The majority of the great sharks are all now on a commercial “do not touch” list. But longlines are just that – very long lines. Some stretch for miles and contain many hundreds of hooks. This method of industrial fishing catches fish indiscriminately. Though a commercial longliner may be targeting mahi-mahi or tuna, everything from sharks to sea turtles are caught incidentally and then labeled as by-catch. Some species of sharks can be kept and sold on the market. Others, such as the ones above, are tossed overboard. And by the time these sharks have been landed, they are typically already dead. So regardless of federal bans and even the Endangered Species Act, these species of sharks continue to slip over the edge of oblivion.

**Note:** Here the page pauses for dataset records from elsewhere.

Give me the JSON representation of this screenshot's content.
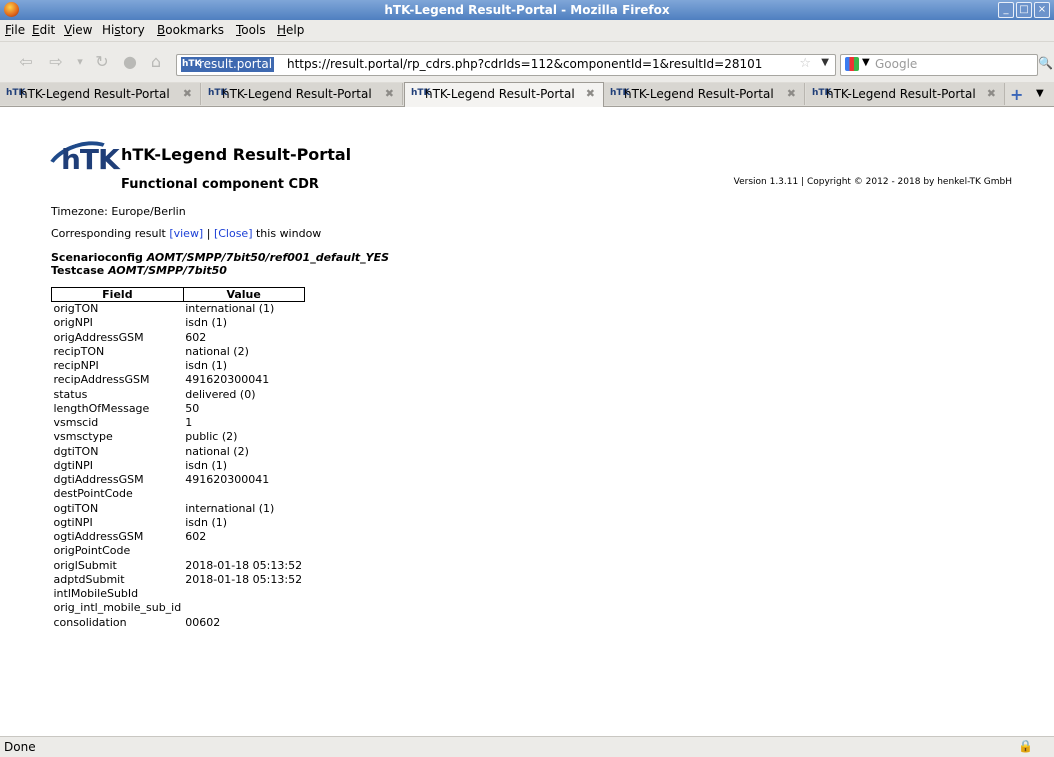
{
  "window": {
    "title": "hTK-Legend Result-Portal - Mozilla Firefox",
    "controls": [
      "_",
      "□",
      "×"
    ]
  },
  "menu": [
    {
      "pre": "",
      "key": "F",
      "post": "ile"
    },
    {
      "pre": "",
      "key": "E",
      "post": "dit"
    },
    {
      "pre": "",
      "key": "V",
      "post": "iew"
    },
    {
      "pre": "Hi",
      "key": "s",
      "post": "tory"
    },
    {
      "pre": "",
      "key": "B",
      "post": "ookmarks"
    },
    {
      "pre": "",
      "key": "T",
      "post": "ools"
    },
    {
      "pre": "",
      "key": "H",
      "post": "elp"
    }
  ],
  "nav": {
    "identity": "result.portal",
    "url": "https://result.portal/rp_cdrs.php?cdrIds=112&componentId=1&resultId=28101",
    "search_placeholder": "Google"
  },
  "tabs": [
    {
      "label": "hTK-Legend Result-Portal",
      "active": false
    },
    {
      "label": "hTK-Legend Result-Portal",
      "active": false
    },
    {
      "label": "hTK-Legend Result-Portal",
      "active": true
    },
    {
      "label": "hTK-Legend Result-Portal",
      "active": false
    },
    {
      "label": "hTK-Legend Result-Portal",
      "active": false
    }
  ],
  "page": {
    "logo_text": "hTK",
    "title": "hTK-Legend Result-Portal",
    "subtitle": "Functional component CDR",
    "version": "Version 1.3.11 | Copyright © 2012 - 2018 by henkel-TK GmbH",
    "timezone": "Timezone: Europe/Berlin",
    "corresponding_prefix": "Corresponding result ",
    "view_link": "[view]",
    "separator": " | ",
    "close_link": "[Close]",
    "corresponding_suffix": " this window",
    "scenario_label": "Scenarioconfig ",
    "scenario_value": "AOMT/SMPP/7bit50/ref001_default_YES",
    "testcase_label": "Testcase ",
    "testcase_value": "AOMT/SMPP/7bit50"
  },
  "table": {
    "headers": [
      "Field",
      "Value"
    ],
    "rows": [
      [
        "origTON",
        "international (1)"
      ],
      [
        "origNPI",
        "isdn (1)"
      ],
      [
        "origAddressGSM",
        "602"
      ],
      [
        "recipTON",
        "national (2)"
      ],
      [
        "recipNPI",
        "isdn (1)"
      ],
      [
        "recipAddressGSM",
        "491620300041"
      ],
      [
        "status",
        "delivered (0)"
      ],
      [
        "lengthOfMessage",
        "50"
      ],
      [
        "vsmscid",
        "1"
      ],
      [
        "vsmsctype",
        "public (2)"
      ],
      [
        "dgtiTON",
        "national (2)"
      ],
      [
        "dgtiNPI",
        "isdn (1)"
      ],
      [
        "dgtiAddressGSM",
        "491620300041"
      ],
      [
        "destPointCode",
        ""
      ],
      [
        "ogtiTON",
        "international (1)"
      ],
      [
        "ogtiNPI",
        "isdn (1)"
      ],
      [
        "ogtiAddressGSM",
        "602"
      ],
      [
        "origPointCode",
        ""
      ],
      [
        "origlSubmit",
        "2018-01-18 05:13:52"
      ],
      [
        "adptdSubmit",
        "2018-01-18 05:13:52"
      ],
      [
        "intlMobileSubId",
        ""
      ],
      [
        "orig_intl_mobile_sub_id",
        ""
      ],
      [
        "consolidation",
        "00602"
      ]
    ]
  },
  "status": {
    "text": "Done"
  }
}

Back in the estuaries, as scallops become scarce, cownose rays turn to oysters and hard clams — the stuff in your clam chowder. Our estuaries are already in a state of recovery from the over harvesting of oysters, and millions of dollars are being spent on restoration here. What happens when cownose rays begin focusing on these oyster beds? It is this very question that has sparked the “Save the bay, eat a ray” campaign in Virginia.
And the cownose ray is just one species, the one that we know about simply because it has had an immediate and direct financial effect upon the livelihoods of watermen across our coastal plain. What other ripple effects will the disappearance of these great sharks have across our marine and estuarine systems? We simply don’t know yet.
Those of us who live at the edge of the sea, teeter upon the precipice of the greatest wilderness on our planet. Right here, beneath the waves, is the Serengeti. Apex predators stalk the shadows. Food webs here have a 400-million-year-old history. New species are still being discovered on a regular basis and not just strange microscopic stuff. New species of megafauna are still turning up – such as the Carolina hammerhead, which was announced in 2013.
Our world is inextricably linked to the health and wealth of these oceans. From the oxygen we breathe, the climate we live in and the food that we eat. Yet, we know more about the dark side of the moon than we do this blue wilderness.
Sometimes, it’s all too easy to lose ourselves in the argument of conservation based solely upon anthropocentric desires. What is good for us? What do we want? How do collapsing populations of sharks affect us? And all of this without consideration for what may simply be best for the other members of this planetary community we call life on Earth. We are a species that stumbled upon godlike powers, but never learned how to responsibly wield those powers. We make decisions as to which species shall live, and which shall be slated for extinction with only our own self interests in mind.
For most of us, the question of whether or not great sharks will go extinct seems to be beyond our control. With ethics and morality considered, we wrinkle our brows at the notion and feel frustration, maybe even anger, toward those that we assume are the ones that wield such control and yet allow for this to happen. But if we peel back the layers of excuses and look at the issue for what it really is, we find ourselves staring into a mirror. We are the ones who wield that power. Only, we do so with our wallets and how we chose to spend our money. As long as we create the demand, industry will continue to supply. And that demand currently kills 100 million sharks a year.
As Walt Kelly, the creator of the “Pogo” comic strip, so poignantly revealed to us all, “We have met the enemy and he is us.”